The Spirit Awards honor films based on such criteria as original, provocative subject matter, budget and the degree of independent financing. The winners were announced during a leisurely luncheon underneath a marquee on Santa Monica Beach, a sharp contrast to the chaotic scene at the Oscars.
While both events historically share plenty of nominees, there is little crossover among the winners. Last year, only Michael Moore won both a Spirit Award and an Oscar, for his documentary "Bowling for Columbine." The winner of this year's Spirit for documentary, "The Fog of War" director Errol Morris, will also vie for an Oscar on Sunday.
Irish writer/director Jim Sheridan's "In America," which led the Spirit nominees with nods in six categories, ended up with two prizes, supporting actor for Hounsou's turn as a dying artist, and cinematography for Declan Quinn.
Double winners included writer/director Patty Jenkins' "Monster," which nabbed prizes for Theron's lead role as a serial killer and first feature; and writer/director Thomas McCarthy's "The Station Agent" for first screenplay and feature made for under $500,000.
Coppola, the 32-year-old daughter of "The Godfather" director Francis Ford Coppola, has already won numerous prizes for "Lost in Translation," including a Golden Globe and a Writers Guild of America Award. She will compete for three Oscars: director, the first American woman nominated in that category; best picture, with producer Ross Katz; and original screenplay.
The film, shot guerrilla-style without studio support, revolves around two mismatched Americans at loose ends in Tokyo, a disenchanted actor played by Murray and a confused young wife played by Scarlett Johansson.
Coppola managed to get her script to the famously elusive Murray, who agreed to star in it although he never signed a contract. To Coppola's relief, he turned up in Tokyo days before the fast-paced 27-day shoot began. Since opening in September, the film has earned more than $43 million at the North American box office.

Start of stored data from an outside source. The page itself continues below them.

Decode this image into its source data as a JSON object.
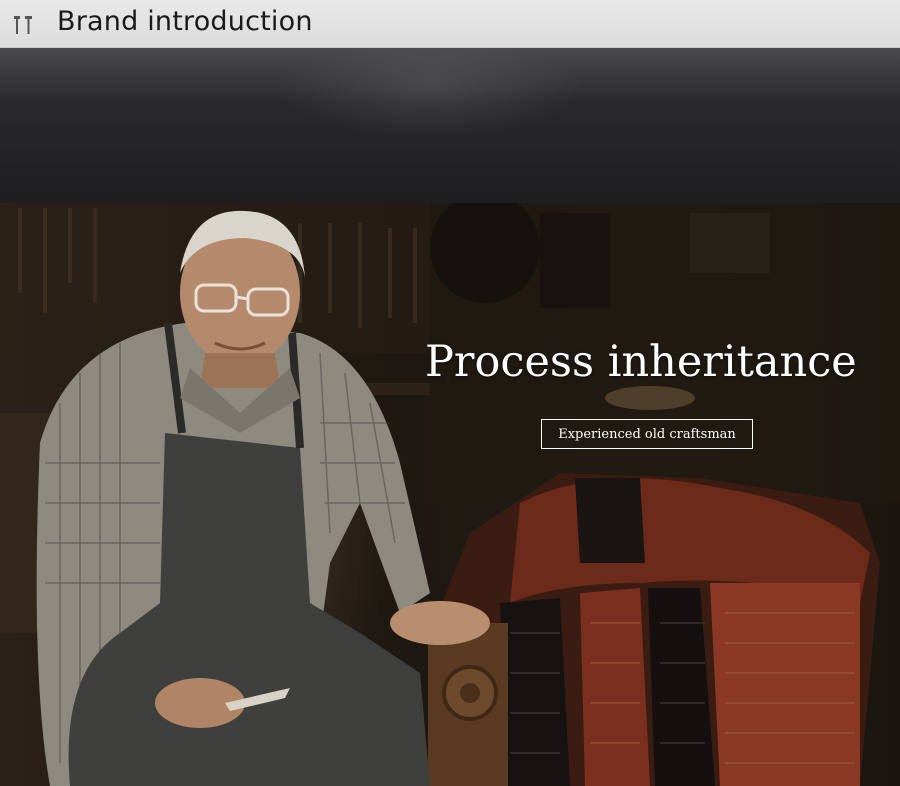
{
  "header": {
    "icon": "tools-icon",
    "title": "Brand introduction"
  },
  "hero": {
    "headline": "Process inheritance",
    "tagline": "Experienced old craftsman",
    "image": "photo of an elderly craftsman in an apron with exotic leather hides"
  },
  "colors": {
    "titlebar": "#e3e3e3",
    "band": "#2a2a2c",
    "text_on_hero": "#ffffff"
  }
}
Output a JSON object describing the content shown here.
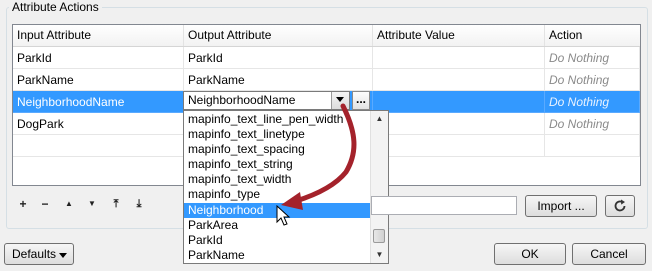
{
  "group_title": "Attribute Actions",
  "columns": [
    "Input Attribute",
    "Output Attribute",
    "Attribute Value",
    "Action"
  ],
  "rows": [
    {
      "input": "ParkId",
      "output": "ParkId",
      "value": "",
      "action": "Do Nothing"
    },
    {
      "input": "ParkName",
      "output": "ParkName",
      "value": "",
      "action": "Do Nothing"
    },
    {
      "input": "NeighborhoodName",
      "output": "NeighborhoodName",
      "value": "",
      "action": "Do Nothing"
    },
    {
      "input": "DogPark",
      "output": "",
      "value": "",
      "action": "Do Nothing"
    }
  ],
  "combo": {
    "value": "NeighborhoodName",
    "ellipsis": "..."
  },
  "dropdown_items": [
    "mapinfo_text_line_pen_width",
    "mapinfo_text_linetype",
    "mapinfo_text_spacing",
    "mapinfo_text_string",
    "mapinfo_text_width",
    "mapinfo_type",
    "Neighborhood",
    "ParkArea",
    "ParkId",
    "ParkName"
  ],
  "toolbar": {
    "add": "+",
    "remove": "−",
    "up": "▲",
    "down": "▼",
    "top": "⤒",
    "bottom": "⤓"
  },
  "import_label": "Import ...",
  "defaults_label": "Defaults",
  "ok_label": "OK",
  "cancel_label": "Cancel",
  "colors": {
    "selection": "#3399ff",
    "annotation_arrow": "#a4222b"
  }
}
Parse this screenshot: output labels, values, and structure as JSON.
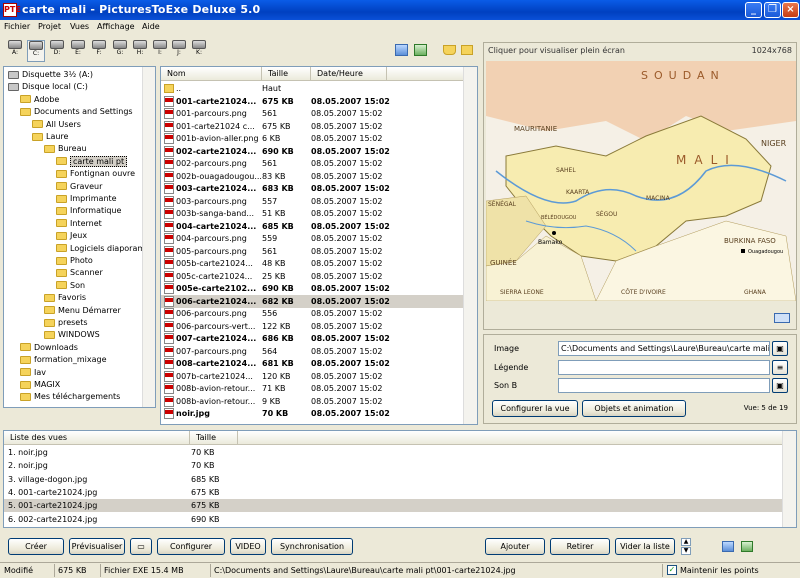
{
  "window": {
    "title": "carte mali - PicturesToExe Deluxe 5.0",
    "app_icon": "PTE"
  },
  "menu": [
    "Fichier",
    "Projet",
    "Vues",
    "Affichage",
    "Aide"
  ],
  "drives": [
    "A:",
    "C:",
    "D:",
    "E:",
    "F:",
    "G:",
    "H:",
    "I:",
    "J:",
    "K:"
  ],
  "tree": [
    {
      "label": "Disquette 3½ (A:)",
      "indent": 0,
      "icon": "floppy"
    },
    {
      "label": "Disque local (C:)",
      "indent": 0,
      "icon": "disk"
    },
    {
      "label": "Adobe",
      "indent": 1,
      "icon": "folder"
    },
    {
      "label": "Documents and Settings",
      "indent": 1,
      "icon": "folder"
    },
    {
      "label": "All Users",
      "indent": 2,
      "icon": "folder"
    },
    {
      "label": "Laure",
      "indent": 2,
      "icon": "folder"
    },
    {
      "label": "Bureau",
      "indent": 3,
      "icon": "folder"
    },
    {
      "label": "carte mali pt",
      "indent": 4,
      "icon": "folder",
      "selected": true
    },
    {
      "label": "Fontignan ouvre",
      "indent": 4,
      "icon": "folder"
    },
    {
      "label": "Graveur",
      "indent": 4,
      "icon": "folder"
    },
    {
      "label": "Imprimante",
      "indent": 4,
      "icon": "folder"
    },
    {
      "label": "Informatique",
      "indent": 4,
      "icon": "folder"
    },
    {
      "label": "Internet",
      "indent": 4,
      "icon": "folder"
    },
    {
      "label": "Jeux",
      "indent": 4,
      "icon": "folder"
    },
    {
      "label": "Logiciels diaporam",
      "indent": 4,
      "icon": "folder"
    },
    {
      "label": "Photo",
      "indent": 4,
      "icon": "folder"
    },
    {
      "label": "Scanner",
      "indent": 4,
      "icon": "folder"
    },
    {
      "label": "Son",
      "indent": 4,
      "icon": "folder"
    },
    {
      "label": "Favoris",
      "indent": 3,
      "icon": "folder"
    },
    {
      "label": "Menu Démarrer",
      "indent": 3,
      "icon": "folder"
    },
    {
      "label": "presets",
      "indent": 3,
      "icon": "folder"
    },
    {
      "label": "WINDOWS",
      "indent": 3,
      "icon": "folder"
    },
    {
      "label": "Downloads",
      "indent": 1,
      "icon": "folder"
    },
    {
      "label": "formation_mixage",
      "indent": 1,
      "icon": "folder"
    },
    {
      "label": "Iav",
      "indent": 1,
      "icon": "folder"
    },
    {
      "label": "MAGIX",
      "indent": 1,
      "icon": "folder"
    },
    {
      "label": "Mes téléchargements",
      "indent": 1,
      "icon": "folder"
    }
  ],
  "file_headers": {
    "name": "Nom",
    "size": "Taille",
    "date": "Date/Heure"
  },
  "files": [
    {
      "name": "..",
      "size": "Haut",
      "date": "",
      "type": "folder"
    },
    {
      "name": "001-carte21024...",
      "size": "675 KB",
      "date": "08.05.2007 15:02",
      "bold": true
    },
    {
      "name": "001-parcours.png",
      "size": "561",
      "date": "08.05.2007 15:02"
    },
    {
      "name": "001-carte21024 c...",
      "size": "675 KB",
      "date": "08.05.2007 15:02"
    },
    {
      "name": "001b-avion-aller.png",
      "size": "6 KB",
      "date": "08.05.2007 15:02"
    },
    {
      "name": "002-carte21024...",
      "size": "690 KB",
      "date": "08.05.2007 15:02",
      "bold": true
    },
    {
      "name": "002-parcours.png",
      "size": "561",
      "date": "08.05.2007 15:02"
    },
    {
      "name": "002b-ouagadougou...",
      "size": "83 KB",
      "date": "08.05.2007 15:02"
    },
    {
      "name": "003-carte21024...",
      "size": "683 KB",
      "date": "08.05.2007 15:02",
      "bold": true
    },
    {
      "name": "003-parcours.png",
      "size": "557",
      "date": "08.05.2007 15:02"
    },
    {
      "name": "003b-sanga-band...",
      "size": "51 KB",
      "date": "08.05.2007 15:02"
    },
    {
      "name": "004-carte21024...",
      "size": "685 KB",
      "date": "08.05.2007 15:02",
      "bold": true
    },
    {
      "name": "004-parcours.png",
      "size": "559",
      "date": "08.05.2007 15:02"
    },
    {
      "name": "005-parcours.png",
      "size": "561",
      "date": "08.05.2007 15:02"
    },
    {
      "name": "005b-carte21024...",
      "size": "48 KB",
      "date": "08.05.2007 15:02"
    },
    {
      "name": "005c-carte21024...",
      "size": "25 KB",
      "date": "08.05.2007 15:02"
    },
    {
      "name": "005e-carte2102...",
      "size": "690 KB",
      "date": "08.05.2007 15:02",
      "bold": true
    },
    {
      "name": "006-carte21024...",
      "size": "682 KB",
      "date": "08.05.2007 15:02",
      "bold": true,
      "selected": true
    },
    {
      "name": "006-parcours.png",
      "size": "556",
      "date": "08.05.2007 15:02"
    },
    {
      "name": "006-parcours-vert...",
      "size": "122 KB",
      "date": "08.05.2007 15:02"
    },
    {
      "name": "007-carte21024...",
      "size": "686 KB",
      "date": "08.05.2007 15:02",
      "bold": true
    },
    {
      "name": "007-parcours.png",
      "size": "564",
      "date": "08.05.2007 15:02"
    },
    {
      "name": "008-carte21024...",
      "size": "681 KB",
      "date": "08.05.2007 15:02",
      "bold": true
    },
    {
      "name": "007b-carte21024...",
      "size": "120 KB",
      "date": "08.05.2007 15:02"
    },
    {
      "name": "008b-avion-retour...",
      "size": "71 KB",
      "date": "08.05.2007 15:02"
    },
    {
      "name": "008b-avion-retour...",
      "size": "9 KB",
      "date": "08.05.2007 15:02"
    },
    {
      "name": "noir.jpg",
      "size": "70 KB",
      "date": "08.05.2007 15:02",
      "bold": true
    }
  ],
  "preview": {
    "tooltip": "Cliquer pour visualiser plein écran",
    "resolution": "1024x768",
    "map_labels": [
      "SOUDAN",
      "MAURITANIE",
      "MALI",
      "NIGER",
      "SÉNÉGAL",
      "BURKINA FASO",
      "GUINÉE",
      "CÔTE D'IVOIRE",
      "GHANA",
      "SIERRA LEONE",
      "Bamako",
      "Ouagadougou",
      "BÉLÉDOUGOU",
      "KAARTA",
      "SAHEL",
      "MACINA",
      "SÉGOU"
    ]
  },
  "info": {
    "image_label": "Image",
    "image_value": "C:\\Documents and Settings\\Laure\\Bureau\\carte mali pt\\",
    "legend_label": "Légende",
    "legend_value": "",
    "sound_label": "Son B",
    "sound_value": "",
    "config_button": "Configurer la vue",
    "objects_button": "Objets et animation",
    "view_counter": "Vue: 5 de 19"
  },
  "views_headers": {
    "name": "Liste des vues",
    "size": "Taille"
  },
  "views": [
    {
      "name": "1. noir.jpg",
      "size": "70 KB"
    },
    {
      "name": "2. noir.jpg",
      "size": "70 KB"
    },
    {
      "name": "3. village-dogon.jpg",
      "size": "685 KB"
    },
    {
      "name": "4. 001-carte21024.jpg",
      "size": "675 KB"
    },
    {
      "name": "5. 001-carte21024.jpg",
      "size": "675 KB",
      "selected": true
    },
    {
      "name": "6. 002-carte21024.jpg",
      "size": "690 KB"
    }
  ],
  "buttons": {
    "create": "Créer",
    "preview": "Prévisualiser",
    "configure": "Configurer",
    "video": "VIDEO",
    "sync": "Synchronisation",
    "add": "Ajouter",
    "remove": "Retirer",
    "clear": "Vider la liste"
  },
  "status": {
    "modified": "Modifié",
    "file_size": "675 KB",
    "exe_file": "Fichier EXE   15.4 MB",
    "path": "C:\\Documents and Settings\\Laure\\Bureau\\carte mali pt\\001-carte21024.jpg",
    "keep_points": "Maintenir les points"
  },
  "colors": {
    "title_bar": "#0a5ce8",
    "selection": "#d4d0c8",
    "map_mali": "#f7ecb0",
    "map_water": "#9fc6e8"
  }
}
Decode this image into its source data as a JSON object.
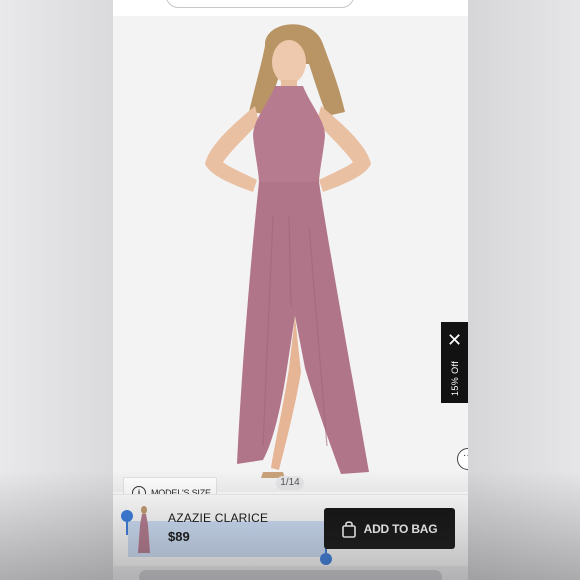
{
  "product": {
    "name": "AZAZIE CLARICE",
    "price": "$89"
  },
  "gallery": {
    "counter": "1/14",
    "models_size_label": "MODEL'S SIZE"
  },
  "promo": {
    "close_glyph": "✕",
    "label": "15% Off"
  },
  "actions": {
    "add_to_bag_label": "ADD TO BAG",
    "more_glyph": "···"
  },
  "info_glyph": "i",
  "colors": {
    "dress": "#b77b8f",
    "cta_background": "#111111",
    "selection_highlight": "#aac8f5",
    "selection_handle": "#3a7de0"
  },
  "icons": [
    "info-icon",
    "close-icon",
    "bag-icon",
    "more-icon"
  ]
}
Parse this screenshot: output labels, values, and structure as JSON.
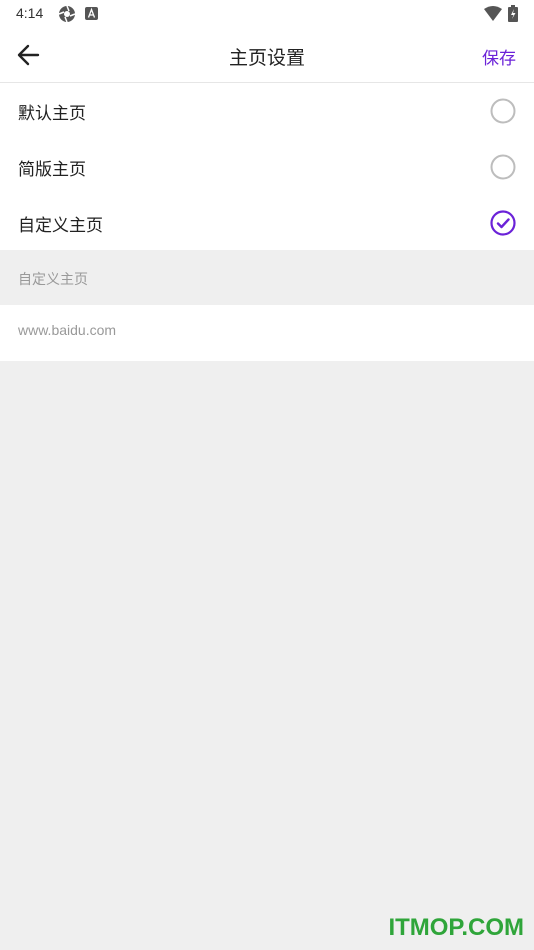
{
  "status_bar": {
    "time": "4:14"
  },
  "toolbar": {
    "title": "主页设置",
    "save_label": "保存"
  },
  "options": [
    {
      "label": "默认主页",
      "selected": false
    },
    {
      "label": "简版主页",
      "selected": false
    },
    {
      "label": "自定义主页",
      "selected": true
    }
  ],
  "custom_section": {
    "header": "自定义主页",
    "url_value": "www.baidu.com"
  },
  "watermark": "ITMOP.COM",
  "colors": {
    "accent": "#6b22d8",
    "radio_unchecked": "#bdbdbd",
    "watermark": "#2fa53a"
  }
}
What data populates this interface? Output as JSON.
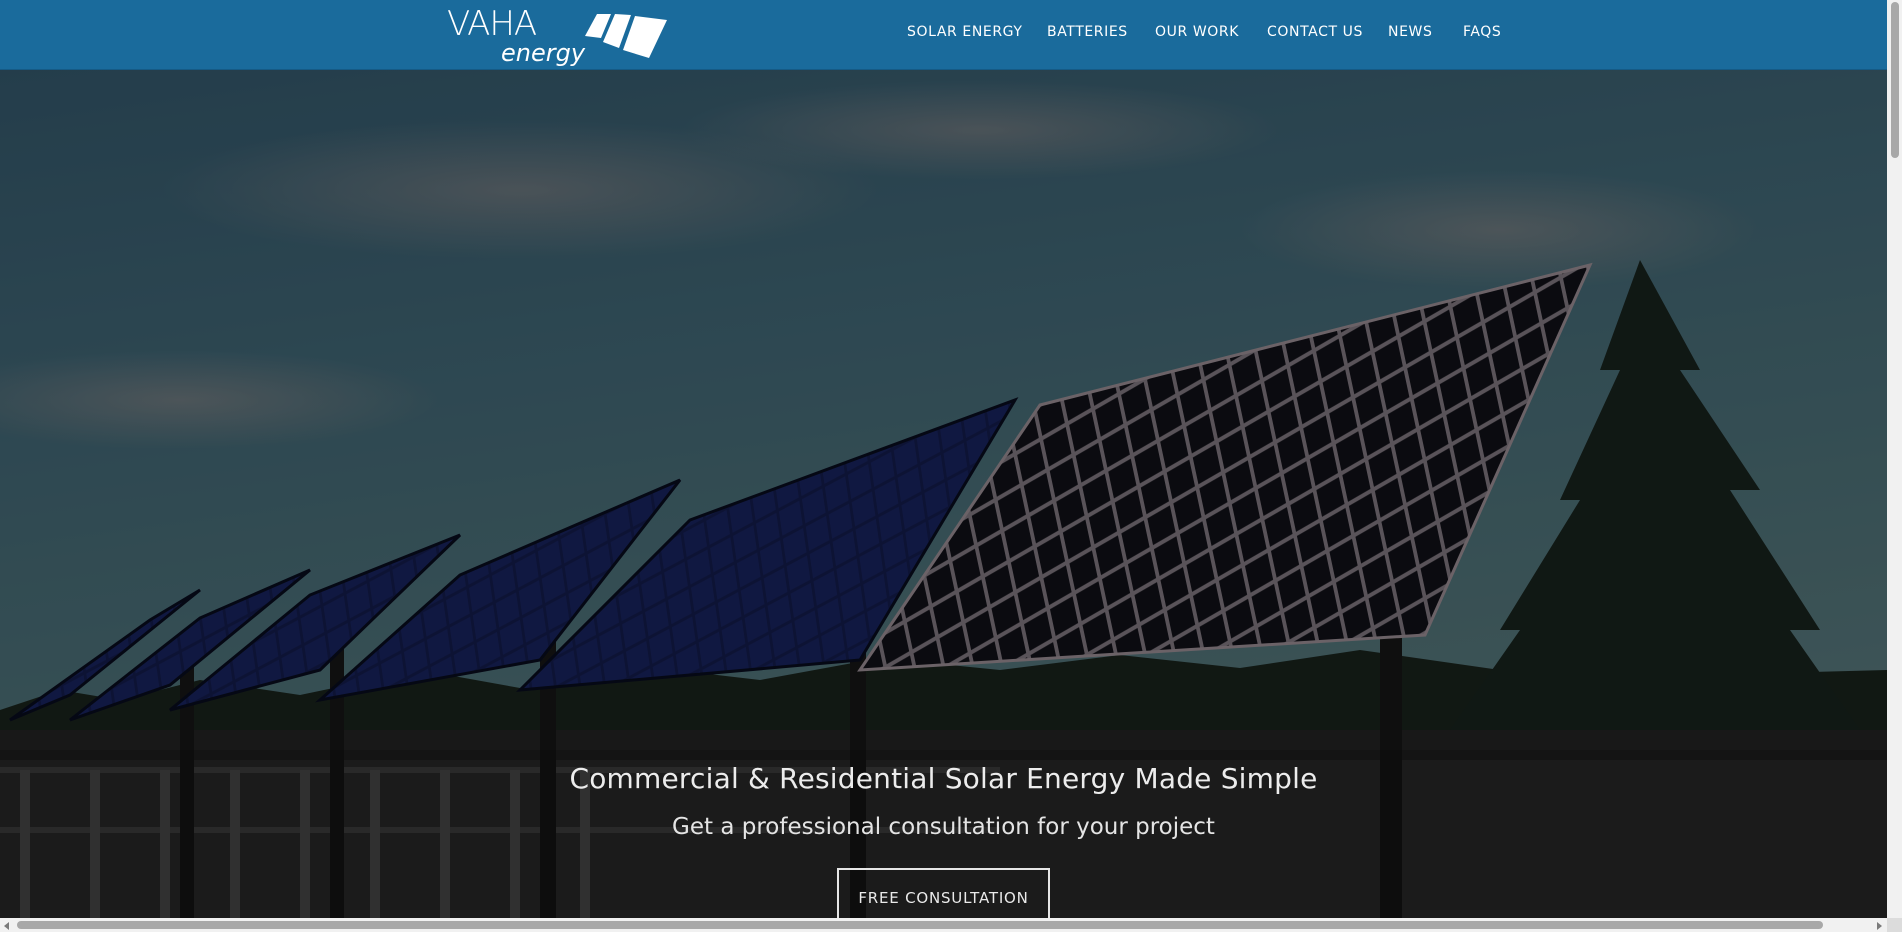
{
  "header": {
    "logo_word": "VAHA",
    "logo_sub": "energy",
    "brand_color": "#1a6b9c"
  },
  "nav": {
    "items": [
      {
        "label": "SOLAR ENERGY"
      },
      {
        "label": "BATTERIES"
      },
      {
        "label": "OUR WORK"
      },
      {
        "label": "CONTACT US"
      },
      {
        "label": "NEWS"
      },
      {
        "label": "FAQS"
      }
    ]
  },
  "hero": {
    "title": "Commercial & Residential Solar Energy Made Simple",
    "subtitle": "Get a professional consultation for your project",
    "cta_label": "FREE CONSULTATION",
    "image": "solar-panel-array-photo"
  },
  "scrollbars": {
    "vertical": "scrollbar",
    "horizontal": "scrollbar"
  }
}
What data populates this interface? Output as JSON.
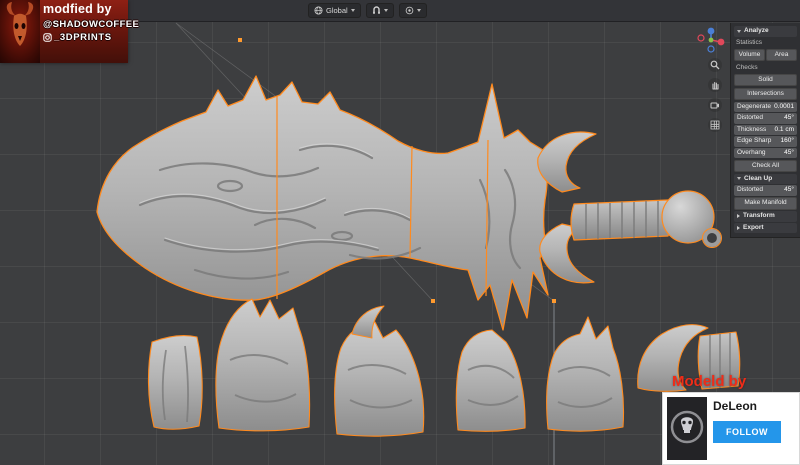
{
  "viewport": {
    "header": {
      "orientation_label": "Global"
    }
  },
  "watermark_top": {
    "line1": "modfied by",
    "handle": "@SHADOWCOFFEE",
    "handle2": "_3DPRINTS"
  },
  "watermark_bottom": {
    "title": "Modeld by",
    "name": "DeLeon",
    "follow_label": "FOLLOW"
  },
  "panel": {
    "analyze": {
      "title": "Analyze",
      "statistics_label": "Statistics",
      "volume_label": "Volume",
      "area_label": "Area",
      "checks_label": "Checks",
      "solid_label": "Solid",
      "intersections_label": "Intersections",
      "rows": [
        {
          "label": "Degenerate",
          "value": "0.0001"
        },
        {
          "label": "Distorted",
          "value": "45°"
        },
        {
          "label": "Thickness",
          "value": "0.1 cm"
        },
        {
          "label": "Edge Sharp",
          "value": "160°"
        },
        {
          "label": "Overhang",
          "value": "45°"
        }
      ],
      "check_all_label": "Check All"
    },
    "cleanup": {
      "title": "Clean Up",
      "row": {
        "label": "Distorted",
        "value": "45°"
      },
      "make_manifold_label": "Make Manifold"
    },
    "transform_title": "Transform",
    "export_title": "Export"
  },
  "icons": {
    "orientation": "globe-icon",
    "snapping": "magnet-icon",
    "proportional": "proportional-circle-icon",
    "zoom": "magnifier-icon",
    "pan": "hand-icon",
    "camera": "camera-icon",
    "grid": "grid-icon",
    "social": "instagram-icon"
  },
  "colors": {
    "selection_orange": "#ff8a1e",
    "follow_blue": "#2496ea",
    "watermark_red": "#ef2c18",
    "viewport_bg": "#3d3e40"
  }
}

Other Spirit winners included 16-year-old Nikki Reed for best debut performance in the teen drama "Thirteen," a drama she co-wrote with the film's director, Catherine Hardwicke.
The New Zealand mystical drama "Whale Rider" was honored for best foreign film. Foreign films are eligible only for this category. The film's 13-year-old star, Keisha Castle-Hughes, was a surprise Oscar nominee for lead actress.
"'Whale Rider' is a template for an independent film, and so it's wonderful that the independent world is acknowledging it," writer/director Niki Caro told Reuters. "But it's gone so much wider than that now. And it's very satisfying to me that in a single weekend we can straddle both of those things."
The Independent Spirit Awards, now in their 19th year, are organized by the West Coast arm of the Independent Film Project, a group that nurtures indie filmmaking.